Se poi si gettano in pasto all’opinione pubblica delle cifre decontestualizzate e senza far capire le voci di spesa e i servizi corrispondenti, si rischia di scatenare una guerra, e non solo mediatica, rispetto al lavoro e al servizio pubblico. I 22,95 miliardi di euro per sei anni di rinnovi contrattuali destinati a 3,2 milioni di dipendenti della PA potrebbero diventare strumento anche per un malcontento generale della società (ad arte pilotato) al fine di privatizzare innumerevoli servizi facendo credere all’opinione pubblica che la spesa da sostenere sia fin troppa onerosa per le casse statali. E la opinione pubblica adeguatamente indirizzata e pilotata potrebbe rilevarsi decisiva per una campagna populista a favore del privato proprio per contenere gli sprechi del pubblico. Perché al conto economico sopra evidenziato poi vanno aggiunti Enti locali, Asl e ospedali che devono reperire di loro bilanci le somme necessarie agli aumenti salariali e nel caso di questi ultimi i rinnovi graveranno sul fondo sanitario che in questi anni non ha mai tenuto conto dei reali fabbisogni.

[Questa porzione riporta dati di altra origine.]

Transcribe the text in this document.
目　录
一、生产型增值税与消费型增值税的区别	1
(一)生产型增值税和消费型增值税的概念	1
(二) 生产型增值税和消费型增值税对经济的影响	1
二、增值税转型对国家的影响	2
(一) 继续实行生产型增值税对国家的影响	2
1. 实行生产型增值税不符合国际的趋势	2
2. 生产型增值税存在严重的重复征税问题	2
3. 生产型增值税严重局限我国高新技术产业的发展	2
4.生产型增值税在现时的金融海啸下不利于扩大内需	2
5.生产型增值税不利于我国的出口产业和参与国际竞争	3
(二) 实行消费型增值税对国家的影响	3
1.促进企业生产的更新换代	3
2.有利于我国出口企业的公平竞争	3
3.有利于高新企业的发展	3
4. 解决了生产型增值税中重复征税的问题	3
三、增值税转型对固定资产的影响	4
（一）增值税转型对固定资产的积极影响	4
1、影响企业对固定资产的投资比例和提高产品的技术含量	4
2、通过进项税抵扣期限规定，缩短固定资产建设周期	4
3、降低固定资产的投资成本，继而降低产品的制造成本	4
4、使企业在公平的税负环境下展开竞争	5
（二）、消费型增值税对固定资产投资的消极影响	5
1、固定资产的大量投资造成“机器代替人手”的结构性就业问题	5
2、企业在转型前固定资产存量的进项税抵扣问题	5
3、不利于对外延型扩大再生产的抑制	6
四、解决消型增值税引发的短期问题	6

E il quotidiano enti locali de Il Sole 24 Ore parla di 41 miliardi complessivi per aumenti che poi saranno attorno a un terzo del reale costo della vita.

Le obiezioni sono nel merito e nel metodo, prevedere il costo della vita tra 3 anni è impresa ardua stando agli ultimi andamenti economici, il bilancio previsionale della spesa per i rinnovi contrattuali potrebbe dare adito a campagne favorevoli alle privatizzazioni.

Al comune mortale, oggetto di campagne mediatiche farcite da luoghi comuni, sono ignote le nuove regole fiscali europee che impongono agli stati di prevedere una spesa preventiva per i prossimi anni, pensiamo che da qui ai prossimi 7 anni l’Italia sarà sorvegliata speciale di Bruxelles per tornare all’interno dei parametri previsti tra PIL e debito, allora davanti a una economia debole e stagnante la Ue potrebbe chiedere in cambio degli aggiustamenti strutturali che sappiamo essere ulteriori svendite dei beni di famiglia ossia le privatizzazioni.

Non corrisponde a verità che gli stanziamenti decisi per anno siano la causa dei ritardi nei rinnovi contrattuali, le cause sono ben altre, ad esempio, l’irrisorietà della indennità di vacanza contrattuale con importi talmente bassi da non indurre la parte datoriale a sottoscrivere i contratti nei tempi giusti.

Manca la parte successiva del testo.